Beede made six appearances for San Francisco in 2022, working to a 4.66 ERA with four strikeouts in 9.2 innings pitched. On May 5, 2022, Beede was designated for assignment by San Francisco.

===Pittsburgh Pirates===
On May 12, 2022, Beede was claimed off waivers by the Pittsburgh Pirates. In 25 appearances for Pittsburgh, he registered a 5.23 ERA with 35 strikeouts in 51 2/3 innings pitched. On September 15, Beede was designated for assignment following the promotion of Eric Stout. He cleared waivers and was sent outright to the Triple–A Indianapolis Indians on September 22. Beede elected free agency following the season on October 6.

===Yomiuri Giants===
On November 25, 2022, Beede signed with the Yomiuri Giants of Nippon Professional Baseball. On March 31, 2023, Beede made his NPB debut as the Opening Day starter against the Chunichi Dragons, with Tomoyuki Sugano sidelined with an injury and unable to start. With the start, he became the first non-Japanese pitcher in his first year to serve as the Opening Day starter for Yomiuri. In 30 games for Yomiuri, he went 0–6 with a 3.99 ERA and 36 strikeouts across 49 2/3 innings of work. On November 27, the Giants announced that Beede would not be returning to the team the following year.

===Cleveland Guardians===
On January 27, 2024, Beede signed a minor league contract with the Cleveland Guardians. On March 22, it was announced that Beede had made Cleveland's Opening Day roster. The Guardians selected Beede's contract on March 28. In 13 appearances for Cleveland, he struggled to an 8.36 ERA with 18 strikeouts across 14 innings pitched. On May 3, Beede was designated for assignment by the Guardians. After clearing waivers, Beede was outrighted to the Triple-A Columbus Clippers on May 7. Beede elected minor league free agency on October 21.

===Minnesota Twins===
On April 15, 2025, Beede signed a minor league contract with the Minnesota Twins. In seven appearances for the Triple-A St. Paul Saints, he struggled to an 8.00 ERA with seven strikeouts and one save across nine innings pitched. On June 1, Beede was released by the Twins.

===Long Island Ducks===
On June 13, 2025, Beede signed with the Long Island Ducks of the Atlantic League of Professional Baseball. In five starts for Long Island, Beede posted a 2-1 record and 5.48 ERA with 26 strikeouts across 21 1/3 innings pitched.

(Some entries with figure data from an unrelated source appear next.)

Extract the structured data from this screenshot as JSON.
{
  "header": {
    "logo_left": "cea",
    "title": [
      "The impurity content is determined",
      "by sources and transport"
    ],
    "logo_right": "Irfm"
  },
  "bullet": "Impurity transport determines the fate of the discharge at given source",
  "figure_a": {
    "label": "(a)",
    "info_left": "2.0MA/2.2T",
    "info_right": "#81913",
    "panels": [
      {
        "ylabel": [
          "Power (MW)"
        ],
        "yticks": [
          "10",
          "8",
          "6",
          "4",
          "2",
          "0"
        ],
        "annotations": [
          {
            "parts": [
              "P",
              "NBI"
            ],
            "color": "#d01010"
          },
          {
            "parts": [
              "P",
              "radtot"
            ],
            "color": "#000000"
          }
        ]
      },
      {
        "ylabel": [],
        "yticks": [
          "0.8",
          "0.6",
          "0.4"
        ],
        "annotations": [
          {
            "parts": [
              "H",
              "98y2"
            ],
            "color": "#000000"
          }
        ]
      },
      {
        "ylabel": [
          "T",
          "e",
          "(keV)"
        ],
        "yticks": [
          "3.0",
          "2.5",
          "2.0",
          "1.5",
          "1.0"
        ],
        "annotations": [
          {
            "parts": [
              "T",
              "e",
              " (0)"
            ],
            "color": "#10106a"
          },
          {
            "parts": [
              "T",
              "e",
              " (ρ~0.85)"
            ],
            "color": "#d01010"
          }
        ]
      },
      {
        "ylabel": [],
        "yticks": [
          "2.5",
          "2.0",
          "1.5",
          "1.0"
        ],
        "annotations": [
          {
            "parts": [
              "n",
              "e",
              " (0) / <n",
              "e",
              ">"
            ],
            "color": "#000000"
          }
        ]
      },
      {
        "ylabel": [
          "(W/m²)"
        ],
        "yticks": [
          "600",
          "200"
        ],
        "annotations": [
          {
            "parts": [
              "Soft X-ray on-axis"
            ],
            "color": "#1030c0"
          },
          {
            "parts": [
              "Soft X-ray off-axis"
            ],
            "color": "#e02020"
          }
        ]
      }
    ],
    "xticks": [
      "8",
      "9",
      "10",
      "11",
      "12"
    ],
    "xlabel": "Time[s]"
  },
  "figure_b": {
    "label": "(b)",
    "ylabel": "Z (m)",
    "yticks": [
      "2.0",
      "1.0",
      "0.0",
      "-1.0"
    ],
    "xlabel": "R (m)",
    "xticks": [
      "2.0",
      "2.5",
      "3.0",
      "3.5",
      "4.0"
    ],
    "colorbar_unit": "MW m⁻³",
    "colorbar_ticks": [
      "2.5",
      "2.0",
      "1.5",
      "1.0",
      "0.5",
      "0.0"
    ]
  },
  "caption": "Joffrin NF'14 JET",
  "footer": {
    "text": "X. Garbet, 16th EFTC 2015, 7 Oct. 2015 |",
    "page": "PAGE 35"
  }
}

===Diablos Rojos del México===
On July 11, 2025, Beede signed with the Diablos Rojos del México of the Mexican League. In three starts for the Diablos, he struggled to a 1-2 record and 7.43 ERA with three strikeouts across 13 1/3 innings pitched. Beede was released by México on July 29.

===Chicago Cubs===
On December 26, 2025, Beede signed with the Toros de Tijuana of the Mexican League. However on January 12, 2026, Beede signed a minor league contract with the Chicago Cubs. On March 23, Beede was released by the Cubs prior to the start of the regular season. On April 7, he re-signed with the Cubs on a new minor league contract. Beede made 13 appearances for the Triple-A Iowa Cubs, posting a 2-2 record and 12.71 ERA with 22 strikeouts across 22 2/3 innings pitched. He was released by Chicago on June 26.

==Personal life==
Beede's father, Walter, was drafted by the Chicago Cubs out of high school in the 13th round of the 1981 major league draft as a first baseman, and played a year in the minor leagues. He coached at Becker College in Worcester, Massachusetts, from 2001 to 2008.

Beede married actress Allie DeBerry in November 2017. Their son was born in September 2022.